In the past when I have worked on group projects, it always seems there are only a few people who do all the work. In my last college course, there were two group projects. In the first I did all the work - which I didn't mind. Everyone got As - which I didn't mind. However, I had to go down twice a week to meet with the 'team' and these guys screwed around the whole time - and never one time did anything they said they would do. I was intensely irritated. Two of the group already knew java - I had to teach myself (course requirement which I ignored). It would have made much more sense for one of them to help design the project. This was a huge chunk of time outta the week and it nearly kilt me. For second class, I told prof, "Look, you can fail me if you want, but I'm doing the next project by myself." "But it's way to too much work for one person," he said. I'm doing all the work anyway, I said. Harder project and less work, because I didn't waste hours of every week explaining stuff to people who were perfectly capable and perfectly unwilling to do anything. It wasn't all THAT bad - one girl was very smart, worked hard, but couldn't program (no idea why they made her take a graduate course in operating systems). But the other two had no excuse.
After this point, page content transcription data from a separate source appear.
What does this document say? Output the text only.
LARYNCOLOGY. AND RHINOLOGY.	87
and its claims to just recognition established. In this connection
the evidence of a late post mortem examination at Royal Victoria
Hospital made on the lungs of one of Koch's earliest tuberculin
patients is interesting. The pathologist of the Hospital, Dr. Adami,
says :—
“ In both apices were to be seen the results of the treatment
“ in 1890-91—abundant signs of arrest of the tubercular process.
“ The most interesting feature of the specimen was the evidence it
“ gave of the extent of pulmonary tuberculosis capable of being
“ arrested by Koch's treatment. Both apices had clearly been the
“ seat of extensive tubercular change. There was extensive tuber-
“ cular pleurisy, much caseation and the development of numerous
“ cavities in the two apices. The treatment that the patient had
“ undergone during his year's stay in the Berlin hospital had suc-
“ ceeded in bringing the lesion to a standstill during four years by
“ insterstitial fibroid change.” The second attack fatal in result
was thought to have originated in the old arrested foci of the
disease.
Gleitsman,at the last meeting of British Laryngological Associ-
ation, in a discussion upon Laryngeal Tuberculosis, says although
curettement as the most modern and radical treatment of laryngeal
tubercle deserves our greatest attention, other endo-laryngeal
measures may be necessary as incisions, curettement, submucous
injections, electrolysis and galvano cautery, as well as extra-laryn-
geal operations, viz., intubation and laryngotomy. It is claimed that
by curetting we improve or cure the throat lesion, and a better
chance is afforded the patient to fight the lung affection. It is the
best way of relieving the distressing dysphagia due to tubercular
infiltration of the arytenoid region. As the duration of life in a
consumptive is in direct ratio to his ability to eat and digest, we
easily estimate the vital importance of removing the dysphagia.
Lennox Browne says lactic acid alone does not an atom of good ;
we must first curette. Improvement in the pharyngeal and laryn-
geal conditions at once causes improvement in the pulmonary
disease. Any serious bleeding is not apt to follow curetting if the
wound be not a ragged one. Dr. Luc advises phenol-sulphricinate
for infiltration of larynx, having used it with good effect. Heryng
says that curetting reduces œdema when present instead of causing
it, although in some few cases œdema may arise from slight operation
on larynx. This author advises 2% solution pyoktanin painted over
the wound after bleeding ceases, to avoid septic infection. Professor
If there are N people, I never expect everyone to do 1/N amount of work. But I do expect everyone to work hard to make some contribution. In this project, I did the design, I did the implementation, I set up the test cases, I did the analyses, I wrote the final report. Ironically, the girl who didn't know very much was the biggest help. I could actually talk things through with her. She'd come up with some vague idea I'd shoot down. This was most helpful with the homework problems. God were they hard. Every week - ten problems. On average, each problem would take about 30 minutes just to understand it - and some of them twice that. When I'd call her on Mondays, she'd have put considerable effort into nearly every problem. On several problems I think her approach was better or more thorough than my own. Considering her lack of background, this feat impressed me. Contrast this with the goof-offs who had very good experience going into the course. First, they knew java (for the programming part). Second, they were still in graduate school, so a lot of things were still fresh in their minds and they had all the basic stuff outta the way. When I called them, they had generally not even attempted the problems. It was a one-way braindump. Again, I don't mind this if it didn't take time. As I don't care about anyone else's grades, I would have been happy to fax my homework to them, but the requirement was to discuss the stuff which would take a coupla hours a week (in addition to the projects).

I learned more in the course than any other I've ever taken. It was also the hardest course I've ever taken. But it didn't have to be so painful. And it wouldn't have been had I not been stuck with goof offs. Now I could have settled for just doing a fair portion of the work and turning in a non-working a project - or not doing the research part or no paper. But I was determined to get an A no matter what. Whether anyone else got an A or F, whether they got what they deserved or anything like that is not my concern.

This was not my first experience with group work. It was my last, though, and it was also the absolute worst.